Sefer Hamamaarim 5672 (Hemshech Ayin Beis)
- Author: Rabbi Sholom Dovber Schneersohn, the Fifth Rebbe of Chabad
- Language: Hebrew
- Subject: Jewish mysticism, Chabad philosophy
- Genre: Non-fiction
- Published: 1977, Kehot Publication Society

= Ayin Beis =

Chabad book

Sefer Hamamaarim 5672 (ספר המאמרים תרע״ב), or Ayin Beis, is a compilation of the Chasidic treatises by Rabbi Sholom Dovber Schneersohn, the fifth Rebbe of Chabad, from the Hebrew year 5672 (1911–12). This series of Chassidic essays are considered a fundamental work of Chabad mysticism for its original treatment of many Chassidic concepts. The Ayin Beis series is one of the single longest works of Chabad philosophy. The work is also referred to as Hemshech Ayin Beis ("Ayin Beis Series").

==History==
On May 22, 1912 (6 Sivan 5672), Rabbi Sholom Dovber Schneersohn, the fifth Rebbe of the Chabad-Lubavitch Hasidic movement began delivering a series of public sermons on Jewish mysticism and Chabad philosophy. This series was written and delivered over the course of eight years. In its final form, the series consists of 144 discourses, a number of which were never delivered publicly.

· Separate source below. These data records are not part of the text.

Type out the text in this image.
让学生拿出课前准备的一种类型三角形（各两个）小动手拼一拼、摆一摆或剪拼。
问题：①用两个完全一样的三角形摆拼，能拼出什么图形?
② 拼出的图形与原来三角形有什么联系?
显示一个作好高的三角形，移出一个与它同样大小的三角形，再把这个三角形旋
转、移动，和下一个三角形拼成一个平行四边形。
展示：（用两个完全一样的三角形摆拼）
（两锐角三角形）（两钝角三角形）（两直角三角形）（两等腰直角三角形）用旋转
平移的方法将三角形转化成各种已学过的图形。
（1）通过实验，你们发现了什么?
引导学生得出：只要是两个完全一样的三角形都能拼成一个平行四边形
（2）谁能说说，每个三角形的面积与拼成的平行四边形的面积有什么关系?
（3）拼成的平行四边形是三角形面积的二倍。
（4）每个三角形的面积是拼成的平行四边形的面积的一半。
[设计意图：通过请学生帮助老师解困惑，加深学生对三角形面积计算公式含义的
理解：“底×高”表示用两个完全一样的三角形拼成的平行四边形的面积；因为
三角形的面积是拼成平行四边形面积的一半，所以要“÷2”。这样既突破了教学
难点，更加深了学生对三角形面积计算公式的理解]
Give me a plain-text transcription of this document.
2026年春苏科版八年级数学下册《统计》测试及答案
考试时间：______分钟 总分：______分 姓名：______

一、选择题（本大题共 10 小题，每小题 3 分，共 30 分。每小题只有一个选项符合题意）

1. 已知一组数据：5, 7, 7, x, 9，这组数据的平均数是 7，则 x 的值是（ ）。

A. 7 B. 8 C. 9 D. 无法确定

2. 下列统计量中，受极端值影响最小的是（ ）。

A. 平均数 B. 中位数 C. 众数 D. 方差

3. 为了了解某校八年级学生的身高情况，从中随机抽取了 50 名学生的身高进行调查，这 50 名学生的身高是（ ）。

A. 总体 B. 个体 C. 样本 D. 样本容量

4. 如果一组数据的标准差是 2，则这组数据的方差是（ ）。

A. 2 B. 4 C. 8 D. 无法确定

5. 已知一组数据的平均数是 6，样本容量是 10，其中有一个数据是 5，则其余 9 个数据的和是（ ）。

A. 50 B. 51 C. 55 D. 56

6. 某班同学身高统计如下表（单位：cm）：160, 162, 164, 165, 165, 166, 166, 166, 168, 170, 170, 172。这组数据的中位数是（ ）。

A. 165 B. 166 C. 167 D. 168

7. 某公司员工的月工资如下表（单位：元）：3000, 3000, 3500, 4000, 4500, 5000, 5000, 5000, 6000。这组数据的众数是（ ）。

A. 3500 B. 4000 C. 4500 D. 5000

The discourse series is formally known as Hemshech Tov Reish Ayin Beis ("Series of 5672", the year when the discourse began), or Hemshech Ayin Beis. Hemshech Ayin Beis was first printed in 1977 at the request of the seventh Chabad Rebbe, and was transcribed from the original manuscript. A partial English edition appeared in a Chabad publication in 2012 in honor of the series Centennial year.

===Series style===
Ayin Beis is styled as a series of discourses. Though Rabbi Shalom Dovber's Samech Vov and Ayin Beis are the more well known Chabad discourse series, the "Hemshech style" was first developed by the fourth Rebbe of Chabad, Rabbi Shmuel Schneersohn.

==100th anniversary==
Ayin Beis received renewed interest in the Chabad community in 2012, the series's Centennial year.